5. A preparation, characterized in that the preparation contains the engineered immune cells of claim 1 and a pharmaceutically acceptable carrier, diluent or excipient.
6. The use of engineered immune cells according to claim 1, characterized in that it is used to prepare drugs or preparations that selectively kill tumors.
7. The use according to claim 6, wherein the tumor includes a tumor expressing both EGFR and cMet.
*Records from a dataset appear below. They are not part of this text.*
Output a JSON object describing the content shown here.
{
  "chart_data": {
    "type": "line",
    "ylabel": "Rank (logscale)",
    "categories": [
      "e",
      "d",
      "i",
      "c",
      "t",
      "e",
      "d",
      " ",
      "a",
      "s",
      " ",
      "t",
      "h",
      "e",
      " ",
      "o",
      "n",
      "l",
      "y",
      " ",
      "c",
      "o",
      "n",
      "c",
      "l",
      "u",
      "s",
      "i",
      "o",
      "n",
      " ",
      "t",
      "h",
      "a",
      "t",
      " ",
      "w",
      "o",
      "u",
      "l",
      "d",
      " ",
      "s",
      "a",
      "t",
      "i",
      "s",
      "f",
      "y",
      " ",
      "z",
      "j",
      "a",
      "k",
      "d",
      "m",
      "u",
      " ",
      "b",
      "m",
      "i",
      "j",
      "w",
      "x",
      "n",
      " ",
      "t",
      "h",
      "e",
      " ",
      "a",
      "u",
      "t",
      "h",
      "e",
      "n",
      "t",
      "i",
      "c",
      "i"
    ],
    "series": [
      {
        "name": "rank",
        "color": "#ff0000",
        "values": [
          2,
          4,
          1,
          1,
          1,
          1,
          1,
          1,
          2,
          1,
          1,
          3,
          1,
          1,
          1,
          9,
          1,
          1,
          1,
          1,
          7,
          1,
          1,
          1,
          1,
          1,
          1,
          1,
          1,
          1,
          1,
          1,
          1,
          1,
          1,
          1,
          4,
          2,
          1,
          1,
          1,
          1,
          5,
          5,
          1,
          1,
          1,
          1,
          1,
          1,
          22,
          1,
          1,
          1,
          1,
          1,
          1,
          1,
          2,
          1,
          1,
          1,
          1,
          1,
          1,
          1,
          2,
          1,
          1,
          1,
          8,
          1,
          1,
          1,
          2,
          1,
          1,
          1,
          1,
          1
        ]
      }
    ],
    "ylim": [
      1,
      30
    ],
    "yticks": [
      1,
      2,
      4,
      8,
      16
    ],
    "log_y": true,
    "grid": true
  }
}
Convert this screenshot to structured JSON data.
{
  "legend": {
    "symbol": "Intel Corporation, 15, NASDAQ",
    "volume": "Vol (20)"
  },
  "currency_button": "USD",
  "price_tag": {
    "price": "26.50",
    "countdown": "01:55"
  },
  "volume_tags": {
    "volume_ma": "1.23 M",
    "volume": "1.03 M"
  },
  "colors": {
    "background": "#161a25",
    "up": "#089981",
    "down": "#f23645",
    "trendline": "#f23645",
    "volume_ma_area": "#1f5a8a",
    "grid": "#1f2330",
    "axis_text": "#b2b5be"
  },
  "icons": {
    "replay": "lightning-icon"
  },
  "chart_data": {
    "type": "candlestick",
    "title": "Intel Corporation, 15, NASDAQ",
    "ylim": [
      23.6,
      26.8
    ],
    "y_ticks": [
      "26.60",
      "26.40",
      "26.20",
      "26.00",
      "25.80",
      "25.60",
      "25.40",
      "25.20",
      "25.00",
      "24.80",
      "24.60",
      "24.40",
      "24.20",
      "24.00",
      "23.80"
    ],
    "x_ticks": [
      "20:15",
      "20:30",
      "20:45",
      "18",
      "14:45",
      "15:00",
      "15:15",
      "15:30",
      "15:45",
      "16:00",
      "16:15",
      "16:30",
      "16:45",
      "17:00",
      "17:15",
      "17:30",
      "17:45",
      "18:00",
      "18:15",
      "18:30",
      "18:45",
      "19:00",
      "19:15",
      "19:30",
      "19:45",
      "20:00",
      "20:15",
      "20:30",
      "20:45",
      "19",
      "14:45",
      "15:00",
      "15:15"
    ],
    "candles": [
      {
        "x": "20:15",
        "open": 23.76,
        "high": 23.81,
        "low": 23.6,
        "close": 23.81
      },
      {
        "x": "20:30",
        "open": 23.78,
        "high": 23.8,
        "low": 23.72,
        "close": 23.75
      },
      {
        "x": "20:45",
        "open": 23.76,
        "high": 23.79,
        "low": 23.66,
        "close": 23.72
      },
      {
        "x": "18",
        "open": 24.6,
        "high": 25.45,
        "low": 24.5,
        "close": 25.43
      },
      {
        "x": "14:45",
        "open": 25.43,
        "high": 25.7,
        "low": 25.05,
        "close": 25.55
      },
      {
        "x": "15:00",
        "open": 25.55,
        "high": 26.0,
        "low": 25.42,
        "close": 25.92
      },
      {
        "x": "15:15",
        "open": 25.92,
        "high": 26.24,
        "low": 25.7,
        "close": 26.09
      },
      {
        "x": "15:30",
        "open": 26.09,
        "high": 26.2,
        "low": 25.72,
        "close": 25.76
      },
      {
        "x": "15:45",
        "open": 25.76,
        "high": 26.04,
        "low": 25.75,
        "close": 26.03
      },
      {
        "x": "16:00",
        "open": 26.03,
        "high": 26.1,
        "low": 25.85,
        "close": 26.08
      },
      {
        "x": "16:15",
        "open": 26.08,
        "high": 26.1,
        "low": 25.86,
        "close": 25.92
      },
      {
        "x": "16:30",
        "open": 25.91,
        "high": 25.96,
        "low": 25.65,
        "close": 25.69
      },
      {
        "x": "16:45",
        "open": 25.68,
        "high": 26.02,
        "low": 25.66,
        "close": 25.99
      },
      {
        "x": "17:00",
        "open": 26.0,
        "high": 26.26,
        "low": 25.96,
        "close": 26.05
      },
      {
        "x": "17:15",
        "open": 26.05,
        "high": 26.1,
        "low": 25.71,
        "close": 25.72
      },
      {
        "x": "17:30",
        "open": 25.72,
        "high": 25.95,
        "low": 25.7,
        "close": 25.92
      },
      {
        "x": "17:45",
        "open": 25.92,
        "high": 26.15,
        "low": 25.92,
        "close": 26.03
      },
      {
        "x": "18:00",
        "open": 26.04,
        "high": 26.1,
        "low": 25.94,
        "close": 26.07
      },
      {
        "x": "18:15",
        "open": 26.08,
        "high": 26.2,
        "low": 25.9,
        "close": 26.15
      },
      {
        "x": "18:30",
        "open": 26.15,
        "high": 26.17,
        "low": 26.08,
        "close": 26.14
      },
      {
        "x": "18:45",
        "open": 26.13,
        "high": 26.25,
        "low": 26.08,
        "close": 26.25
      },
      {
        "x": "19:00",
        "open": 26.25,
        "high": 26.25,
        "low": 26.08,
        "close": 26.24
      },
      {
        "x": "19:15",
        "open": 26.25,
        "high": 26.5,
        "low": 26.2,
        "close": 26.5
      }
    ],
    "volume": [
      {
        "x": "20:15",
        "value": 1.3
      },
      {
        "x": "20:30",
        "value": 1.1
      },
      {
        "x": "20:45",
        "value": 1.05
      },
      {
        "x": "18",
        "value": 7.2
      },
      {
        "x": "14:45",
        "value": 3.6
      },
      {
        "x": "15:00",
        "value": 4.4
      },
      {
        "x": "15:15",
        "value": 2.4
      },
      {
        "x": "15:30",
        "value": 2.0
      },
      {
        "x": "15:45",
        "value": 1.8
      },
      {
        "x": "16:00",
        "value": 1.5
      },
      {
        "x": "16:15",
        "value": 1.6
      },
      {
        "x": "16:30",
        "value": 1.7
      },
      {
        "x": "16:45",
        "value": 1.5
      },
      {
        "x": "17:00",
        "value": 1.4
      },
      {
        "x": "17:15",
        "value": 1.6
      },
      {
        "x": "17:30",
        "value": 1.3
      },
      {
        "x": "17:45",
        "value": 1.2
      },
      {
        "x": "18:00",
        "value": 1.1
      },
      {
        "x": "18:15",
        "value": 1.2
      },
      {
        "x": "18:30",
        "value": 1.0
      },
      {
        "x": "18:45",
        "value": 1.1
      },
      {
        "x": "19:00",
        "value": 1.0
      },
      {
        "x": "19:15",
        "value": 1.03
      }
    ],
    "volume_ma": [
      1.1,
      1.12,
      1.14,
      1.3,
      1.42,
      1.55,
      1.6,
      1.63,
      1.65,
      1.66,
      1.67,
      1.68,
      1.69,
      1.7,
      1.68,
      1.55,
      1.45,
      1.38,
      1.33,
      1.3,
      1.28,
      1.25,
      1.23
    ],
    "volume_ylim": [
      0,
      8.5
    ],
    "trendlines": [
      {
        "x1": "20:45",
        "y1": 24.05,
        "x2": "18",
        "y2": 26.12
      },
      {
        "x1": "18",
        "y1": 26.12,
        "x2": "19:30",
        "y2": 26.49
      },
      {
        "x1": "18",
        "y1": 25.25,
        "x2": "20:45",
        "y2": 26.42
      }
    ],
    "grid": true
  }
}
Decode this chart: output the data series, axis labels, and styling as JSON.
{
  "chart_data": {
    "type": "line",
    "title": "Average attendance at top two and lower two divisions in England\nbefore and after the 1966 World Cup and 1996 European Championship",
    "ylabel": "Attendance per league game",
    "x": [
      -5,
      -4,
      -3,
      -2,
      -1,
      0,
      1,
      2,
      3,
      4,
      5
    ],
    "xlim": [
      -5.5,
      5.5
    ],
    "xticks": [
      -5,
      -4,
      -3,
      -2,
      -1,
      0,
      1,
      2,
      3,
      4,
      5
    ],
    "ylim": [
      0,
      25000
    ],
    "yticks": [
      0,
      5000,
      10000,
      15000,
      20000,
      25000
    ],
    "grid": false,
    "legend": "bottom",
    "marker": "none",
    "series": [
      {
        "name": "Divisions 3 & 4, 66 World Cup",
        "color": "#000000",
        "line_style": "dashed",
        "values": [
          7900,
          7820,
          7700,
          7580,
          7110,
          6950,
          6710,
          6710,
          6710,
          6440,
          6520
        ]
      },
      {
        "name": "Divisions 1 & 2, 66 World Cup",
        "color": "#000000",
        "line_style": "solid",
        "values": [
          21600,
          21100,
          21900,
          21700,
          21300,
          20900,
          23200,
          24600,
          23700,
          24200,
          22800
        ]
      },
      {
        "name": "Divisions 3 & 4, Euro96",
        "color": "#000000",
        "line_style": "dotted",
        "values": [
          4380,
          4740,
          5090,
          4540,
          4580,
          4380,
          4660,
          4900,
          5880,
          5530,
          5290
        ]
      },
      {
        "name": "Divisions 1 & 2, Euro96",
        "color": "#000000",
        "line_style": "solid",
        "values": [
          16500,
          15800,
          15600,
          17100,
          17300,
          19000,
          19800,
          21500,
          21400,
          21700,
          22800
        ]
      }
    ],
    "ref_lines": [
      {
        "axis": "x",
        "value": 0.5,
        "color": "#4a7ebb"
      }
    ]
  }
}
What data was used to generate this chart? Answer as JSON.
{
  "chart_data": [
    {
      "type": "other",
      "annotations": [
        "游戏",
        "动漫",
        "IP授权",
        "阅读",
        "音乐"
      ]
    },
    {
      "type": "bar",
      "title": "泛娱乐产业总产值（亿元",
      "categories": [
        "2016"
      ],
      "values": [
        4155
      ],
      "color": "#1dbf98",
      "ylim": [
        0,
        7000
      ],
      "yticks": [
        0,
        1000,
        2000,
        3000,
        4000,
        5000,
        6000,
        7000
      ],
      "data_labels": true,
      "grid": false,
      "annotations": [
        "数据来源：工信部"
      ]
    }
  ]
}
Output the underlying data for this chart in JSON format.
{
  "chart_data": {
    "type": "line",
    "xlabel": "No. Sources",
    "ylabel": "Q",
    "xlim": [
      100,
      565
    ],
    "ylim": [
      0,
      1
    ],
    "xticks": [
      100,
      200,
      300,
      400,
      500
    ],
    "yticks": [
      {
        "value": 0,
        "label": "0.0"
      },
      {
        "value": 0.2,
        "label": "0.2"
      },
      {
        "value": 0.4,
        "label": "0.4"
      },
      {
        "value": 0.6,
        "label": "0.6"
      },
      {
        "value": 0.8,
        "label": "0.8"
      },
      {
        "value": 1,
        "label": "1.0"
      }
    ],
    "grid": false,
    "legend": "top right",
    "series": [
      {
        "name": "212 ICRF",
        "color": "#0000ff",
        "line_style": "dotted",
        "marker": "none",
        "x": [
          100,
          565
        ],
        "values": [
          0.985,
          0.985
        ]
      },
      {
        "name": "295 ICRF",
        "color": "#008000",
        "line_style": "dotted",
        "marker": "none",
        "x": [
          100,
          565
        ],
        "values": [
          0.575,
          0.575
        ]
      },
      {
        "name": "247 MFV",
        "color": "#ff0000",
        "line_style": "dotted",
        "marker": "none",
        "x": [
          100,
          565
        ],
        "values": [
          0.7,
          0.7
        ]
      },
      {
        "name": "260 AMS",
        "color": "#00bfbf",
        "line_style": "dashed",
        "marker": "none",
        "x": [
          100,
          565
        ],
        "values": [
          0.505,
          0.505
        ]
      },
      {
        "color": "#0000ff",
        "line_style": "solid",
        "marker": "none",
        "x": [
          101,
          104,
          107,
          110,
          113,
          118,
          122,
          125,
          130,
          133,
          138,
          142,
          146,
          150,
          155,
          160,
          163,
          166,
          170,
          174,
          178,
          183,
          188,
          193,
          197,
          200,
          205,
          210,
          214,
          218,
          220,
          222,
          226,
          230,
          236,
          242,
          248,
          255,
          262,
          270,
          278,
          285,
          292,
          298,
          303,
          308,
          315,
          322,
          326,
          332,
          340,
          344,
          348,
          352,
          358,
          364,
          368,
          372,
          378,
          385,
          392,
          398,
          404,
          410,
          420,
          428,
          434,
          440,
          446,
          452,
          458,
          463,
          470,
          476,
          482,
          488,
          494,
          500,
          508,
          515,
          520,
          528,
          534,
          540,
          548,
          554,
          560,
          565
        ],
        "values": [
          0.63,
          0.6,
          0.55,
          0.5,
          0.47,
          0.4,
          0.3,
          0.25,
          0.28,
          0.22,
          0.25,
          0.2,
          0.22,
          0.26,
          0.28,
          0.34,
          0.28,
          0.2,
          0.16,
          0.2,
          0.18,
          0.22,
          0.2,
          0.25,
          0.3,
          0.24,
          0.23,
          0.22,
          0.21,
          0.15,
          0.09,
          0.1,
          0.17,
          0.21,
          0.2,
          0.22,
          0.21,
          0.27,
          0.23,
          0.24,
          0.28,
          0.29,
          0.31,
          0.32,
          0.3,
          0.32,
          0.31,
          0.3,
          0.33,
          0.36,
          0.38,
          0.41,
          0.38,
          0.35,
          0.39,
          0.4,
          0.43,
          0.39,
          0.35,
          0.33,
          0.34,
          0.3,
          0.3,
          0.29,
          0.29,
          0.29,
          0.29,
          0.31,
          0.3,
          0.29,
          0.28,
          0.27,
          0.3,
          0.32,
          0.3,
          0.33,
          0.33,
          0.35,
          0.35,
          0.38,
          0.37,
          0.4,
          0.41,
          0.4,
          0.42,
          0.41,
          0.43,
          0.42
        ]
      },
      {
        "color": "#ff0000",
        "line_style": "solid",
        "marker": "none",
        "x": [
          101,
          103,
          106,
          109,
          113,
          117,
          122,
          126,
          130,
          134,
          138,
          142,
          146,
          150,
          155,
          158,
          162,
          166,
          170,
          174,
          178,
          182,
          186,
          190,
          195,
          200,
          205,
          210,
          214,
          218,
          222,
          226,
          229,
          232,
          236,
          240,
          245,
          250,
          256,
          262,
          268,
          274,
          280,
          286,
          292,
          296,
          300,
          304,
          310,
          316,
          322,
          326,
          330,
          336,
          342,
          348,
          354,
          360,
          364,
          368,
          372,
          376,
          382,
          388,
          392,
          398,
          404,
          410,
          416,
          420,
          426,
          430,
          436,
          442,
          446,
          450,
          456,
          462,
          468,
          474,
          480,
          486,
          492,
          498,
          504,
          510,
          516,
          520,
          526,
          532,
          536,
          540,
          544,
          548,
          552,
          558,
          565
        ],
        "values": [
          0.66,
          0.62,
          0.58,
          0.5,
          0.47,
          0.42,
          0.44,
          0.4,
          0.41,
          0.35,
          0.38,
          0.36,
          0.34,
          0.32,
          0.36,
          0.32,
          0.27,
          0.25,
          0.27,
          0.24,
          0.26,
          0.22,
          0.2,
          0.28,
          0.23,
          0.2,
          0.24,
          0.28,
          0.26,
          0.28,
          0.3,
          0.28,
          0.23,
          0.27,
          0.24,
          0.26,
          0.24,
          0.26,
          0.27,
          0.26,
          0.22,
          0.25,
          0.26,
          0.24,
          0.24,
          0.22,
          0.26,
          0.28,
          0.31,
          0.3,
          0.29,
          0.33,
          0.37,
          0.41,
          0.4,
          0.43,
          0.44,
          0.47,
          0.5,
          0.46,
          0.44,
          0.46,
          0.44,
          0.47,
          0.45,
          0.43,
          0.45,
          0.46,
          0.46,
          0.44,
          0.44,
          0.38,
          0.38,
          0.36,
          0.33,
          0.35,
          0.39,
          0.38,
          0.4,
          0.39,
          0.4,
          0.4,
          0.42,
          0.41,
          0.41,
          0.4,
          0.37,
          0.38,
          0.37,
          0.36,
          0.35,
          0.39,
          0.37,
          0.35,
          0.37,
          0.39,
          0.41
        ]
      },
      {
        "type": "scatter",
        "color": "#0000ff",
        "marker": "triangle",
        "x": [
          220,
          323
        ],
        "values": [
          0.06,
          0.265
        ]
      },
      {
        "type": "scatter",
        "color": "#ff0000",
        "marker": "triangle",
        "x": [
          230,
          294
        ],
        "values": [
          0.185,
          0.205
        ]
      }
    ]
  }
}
8. A kit for selectively killing tumors, characterized in that the kit contains a container, and located in the container:

   (1) A first nucleic acid sequence containing a first expression cassette for expressing a first CAR targeting a first tumor cell marker selected from the group consisting of: cMet , Her2, Her3, Muc1, ROR1, PD-L1, CD47, or combinations thereof; and

   (2) A second nucleic acid sequence containing a second expression cassette of a second CAR targeting a second tumor cell marker selected from the group consisting of: EGFR, EpCAM, Her2, Her3, or combinations thereof.
9. A fusion protein, characterized in that the fusion protein includes a first CAR targeting a first tumor cell marker and a second CAR targeting a second tumor cell marker, the first tumor cell marker being selected from the group consisting of The lower group: cMet, Her2, Her3, Mucl, ROR1, PD-L1, CD47, or a combination thereof; the second tumor cell marker is selected from the lower group: EGFR, EpCAM, Her2, Her3, or a combination thereof.
10. The fusion protein of claim 9, wherein the amino acid sequence of the fusion protein is as shown in any one of SEQ ID NO.: 23-26.
11. A polynucleotide encoding the fusion protein of claim 9.
12. A vector, characterized in that the vector includes the polynucleotide of claim 11.